“We don’t have any time for reflective practice,” explained my brother-in-law, a junior high school science teacher. He went on to say that he and his colleagues were just barely keeping their heads about water with their teaching loads so they rarely had time to thoughtfully consider changes to their methods or curriculum.
This was in response to my telling him that I had just finished teaching for the semester and was in the phase of considering what had gone well and what I’d like to change for the next time around, and was amending my syllabus accordingly. I hadn’t considered before that this was a luxury, to have time for reflection at the end of the term. But I suppose it is–I only teach one class at a time because the rest of my day is spent on administrative duties. So that one class garners the lion’s share of my mental attention and I consider each of my successes and frustrations in the classroom fairly closely.
This was on my mind as I read AHA President Ken Pomeranz’ article “Some Habits of Mind Historians Keep Hidden” in the recent issue of Perspectives. Like my research practices, most of my teaching practices tend to be “hidden habits” rather than techniques that I discuss often with colleagues or friends. And I plan to change that, because I’ve had some rather remarkable experiences in the classroom during my time at Chapman, and I’d like to discuss some of what I’ve learned–in the hopes that it will not only be of interest to my readers, but also to help me to improve my own teaching as I reflect on what has worked best for my students’ learning.
This semester I’m teaching a class with a strong technology component. So far my students have used flickr, wordpress, SIMILE timelines, Wordle, Wikipedia, GDocs, Blackboard, and Prezi. On my midterm evaluations several of them commented that they had technology-fatigue after learning so many different tools. As a result, I decided it was high time to get old-school.
So, last week I brought in my Royal typewriter to class for the students to use for a short in-class assignment, where they would write a twitter-length summary of the day’s reading. I learned that not one of them had used a manual typewriter before–most of them couldn’t even figure out how to load in a sheet of paper and no idea what the ding of a carriage return meant (much less how to pull on the lever to move the carriage back to the other side of the page). Only one of them had the finger strength to consistently hit the keys hard enough to make an ink impression on the paper. Afterwards I wondered if perhaps they were scared of breaking the machine–despite my encouraging them to pound on the keys.
Bringing a typewriter was a bit of a stunt, but I think it also underscored how useful technology can be in the classroom. In their reflective writing after the exercise, most praised academic technology (although they still have a strong distaste for Prezi). None of them want to have to type out an assignment manually again, although one of them said that if she could “choose” to use a typewriter on a school assignment that it might be fun.
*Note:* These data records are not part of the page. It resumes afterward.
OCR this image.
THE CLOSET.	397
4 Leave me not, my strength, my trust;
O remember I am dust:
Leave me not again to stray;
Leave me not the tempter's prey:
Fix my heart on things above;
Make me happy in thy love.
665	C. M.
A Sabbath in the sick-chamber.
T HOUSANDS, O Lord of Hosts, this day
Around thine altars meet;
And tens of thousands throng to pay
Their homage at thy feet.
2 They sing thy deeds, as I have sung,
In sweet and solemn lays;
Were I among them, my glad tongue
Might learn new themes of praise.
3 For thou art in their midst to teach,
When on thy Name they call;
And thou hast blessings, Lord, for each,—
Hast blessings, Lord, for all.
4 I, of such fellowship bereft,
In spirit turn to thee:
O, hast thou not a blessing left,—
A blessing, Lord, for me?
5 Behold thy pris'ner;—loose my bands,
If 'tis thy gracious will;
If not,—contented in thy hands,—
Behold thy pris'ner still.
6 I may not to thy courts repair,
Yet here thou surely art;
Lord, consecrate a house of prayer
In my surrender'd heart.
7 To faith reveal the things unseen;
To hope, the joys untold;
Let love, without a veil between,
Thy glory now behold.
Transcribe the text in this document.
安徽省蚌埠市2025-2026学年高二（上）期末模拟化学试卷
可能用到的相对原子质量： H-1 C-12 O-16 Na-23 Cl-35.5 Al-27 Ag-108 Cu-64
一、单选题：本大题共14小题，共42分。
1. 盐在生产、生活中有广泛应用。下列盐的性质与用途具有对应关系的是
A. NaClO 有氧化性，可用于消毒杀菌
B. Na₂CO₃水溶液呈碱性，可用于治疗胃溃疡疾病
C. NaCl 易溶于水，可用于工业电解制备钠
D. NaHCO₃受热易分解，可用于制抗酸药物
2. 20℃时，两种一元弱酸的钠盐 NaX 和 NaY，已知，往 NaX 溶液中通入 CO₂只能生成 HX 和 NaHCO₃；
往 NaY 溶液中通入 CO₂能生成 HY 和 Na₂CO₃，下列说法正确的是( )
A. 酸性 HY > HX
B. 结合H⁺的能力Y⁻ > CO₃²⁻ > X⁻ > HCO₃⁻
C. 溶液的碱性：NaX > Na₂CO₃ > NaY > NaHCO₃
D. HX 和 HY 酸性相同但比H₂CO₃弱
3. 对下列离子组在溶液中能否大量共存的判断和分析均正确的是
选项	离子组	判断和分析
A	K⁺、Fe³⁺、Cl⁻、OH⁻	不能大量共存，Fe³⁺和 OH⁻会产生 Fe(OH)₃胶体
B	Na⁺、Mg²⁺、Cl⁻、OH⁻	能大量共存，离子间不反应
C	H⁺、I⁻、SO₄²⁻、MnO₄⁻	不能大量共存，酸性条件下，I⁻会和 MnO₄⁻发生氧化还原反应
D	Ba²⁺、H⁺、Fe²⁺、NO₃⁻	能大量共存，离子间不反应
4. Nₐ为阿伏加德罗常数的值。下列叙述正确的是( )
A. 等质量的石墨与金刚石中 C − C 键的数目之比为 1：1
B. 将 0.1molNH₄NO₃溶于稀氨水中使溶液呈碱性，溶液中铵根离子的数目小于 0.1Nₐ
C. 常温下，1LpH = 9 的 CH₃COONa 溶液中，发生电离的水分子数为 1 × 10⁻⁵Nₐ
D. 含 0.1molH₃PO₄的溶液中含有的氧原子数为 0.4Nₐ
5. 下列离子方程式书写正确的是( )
As an instructor I’m doing all I can to not only teach the students the ins-and-outs of technology, but to foster an environment where the students are constantly working at the edge of their knowledge–to keep them actively involved in what we’re learning together. Because of that, I expect them to feel frustrated with and even tired of technology. I expect them to fail sometimes when they try something new (or in this case, when they try to use a tool so old that they might not have ever encountered one in real life before). More than showing off mastery of a technological tools, I expect the students to be curious and experimental. I want them to play with and explore the use of tools in ways that are unique to them and aren’t a carbon copy of the way that I use them.